Perché Ferrari è meta e al tempo stesso viaggio. Una destinazione agognata e una lunga strada verso l’ignoto, che non sempre parla di trofei, ma che scalda l’anima come nessun’altra impresa. Lewis tra i brividi, pur saldo come una roccia, gli occhi tesi al traguardo, il cuore che ogni tanto avvampa in quella terra rossa e passionale.
“The Hammer“si sente un estraneo e ritrova quel ragazzino di Stevenage compiacente e azzimato, quello cresciuto nel segno della McLaren, lontano dalle sirene purpuree di Maranello. Ripensa alla scelta di approdare in Mercedes, alle parole convincenti di Niki Lauda, alla sequenza inarrestabile di trionfi. Felice e grato per ciò che ha ottenuto, ma forse curioso di sapere come sarebbe andata con il Cavallino.
Intendiamoci, Hamilton non ha nessun rimpianto e non potrebbe essere diversamente, dato quanto ha conquistato. Si tratta solo di un pensiero dolce amaro che si fa largo nella sua mente ora che è vicino il momento di tirare le somme. Ed è proprio questo che i numeri non riescono a spiegare. Quella domanda che s’insinua subdolamente tra le pieghe del tempo e alla quale neppure lui stesso è in grado di dare una risposta. Eppure, a sua detta, è quasi folle realizzare di non aver mai guidato una Ferrari nel corso della sua carriera in F1, e solo ora se ne chiede il perché.

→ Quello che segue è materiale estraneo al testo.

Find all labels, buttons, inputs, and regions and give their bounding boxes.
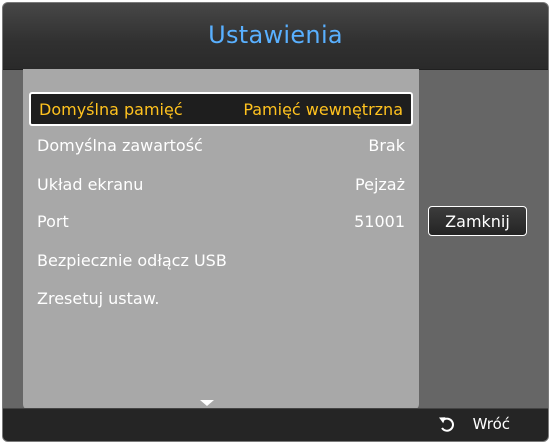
settings-item-value: Pejzaż	[355, 174, 405, 194]
settings-item-label: Domyślna zawartość	[37, 135, 203, 155]
settings-list: Domyślna pamięć Pamięć wewnętrzna Domyśl…	[23, 69, 419, 410]
settings-item-value: Pamięć wewnętrzna	[243, 99, 403, 119]
settings-item-default-content[interactable]: Domyślna zawartość Brak	[29, 128, 413, 162]
settings-item-label: Port	[37, 211, 69, 231]
settings-item-reset-settings[interactable]: Zresetuj ustaw.	[29, 281, 413, 315]
close-button[interactable]: Zamknij	[428, 206, 527, 236]
back-label: Wróć	[472, 415, 510, 433]
title-bar: Ustawienia	[3, 3, 548, 70]
settings-item-port[interactable]: Port 51001	[29, 204, 413, 238]
dialog-title: Ustawienia	[208, 21, 343, 49]
settings-item-value: 51001	[354, 211, 405, 231]
back-button[interactable]: Wróć	[437, 415, 510, 433]
settings-item-screen-layout[interactable]: Układ ekranu Pejzaż	[29, 167, 413, 201]
settings-dialog: Ustawienia Domyślna pamięć Pamięć wewnęt…	[2, 2, 549, 442]
settings-item-label: Układ ekranu	[37, 174, 144, 194]
settings-item-label: Domyślna pamięć	[39, 99, 183, 119]
footer-bar: Wróć	[3, 408, 548, 441]
settings-item-safely-remove-usb[interactable]: Bezpiecznie odłącz USB	[29, 243, 413, 277]
settings-item-value: Brak	[368, 135, 405, 155]
settings-item-default-storage[interactable]: Domyślna pamięć Pamięć wewnętrzna	[29, 92, 413, 126]
scroll-down-arrow-icon[interactable]	[200, 400, 214, 406]
settings-item-label: Zresetuj ustaw.	[37, 288, 160, 308]
settings-item-label: Bezpiecznie odłącz USB	[37, 250, 227, 270]
return-arrow-icon	[438, 417, 454, 432]
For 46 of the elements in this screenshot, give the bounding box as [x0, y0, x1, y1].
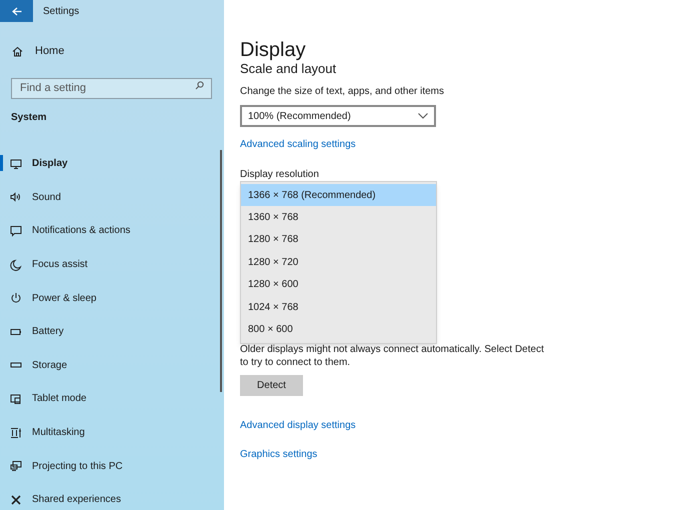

Essere un pilota della Rossa rappresenta un traguardo da raggiungere ed è il sogno di tutti: Hamilton non fa eccezione. Il destino di Lewis però lo ha indirizzato verso altri lidi e non si è mai verificata una proposta concreta o una possibilità tangibile di avvicinarsi alla Ferrari. Il sette volte iridato e Maranello sono sempre stati due rette parallele destinate a non incontrarsi, a sfidarsi, a battersi. Ed è esattamente ciò che accadrà da qui alla fine dell’illustre carriera del driver inglese, motivato a continuare la lotta con la blasonata scuderia italiana.
Una battaglia che ha il sapore di resa incondizionata, perpetrata poiché altro non è contemplabile. Se non si può ottenere la Rossa allora non resta che odiarla, impersonandone fino alla fine l’acerrimo nemico. Una sorta di rituale pagano che contempla anche la presenza del feticcio: quelle due Ferrari presenti all’interno del box. Un piccolo surrogato per placare il desiderio e per arginare la nostalgia. Perché Sir Lewis non rinnega nulla di ciò che ha fatto, ma, per sentirsi realmente completo, avrebbe bisogno di un tassello mancante, di quell’aura rossa capace di renderlo imperituro.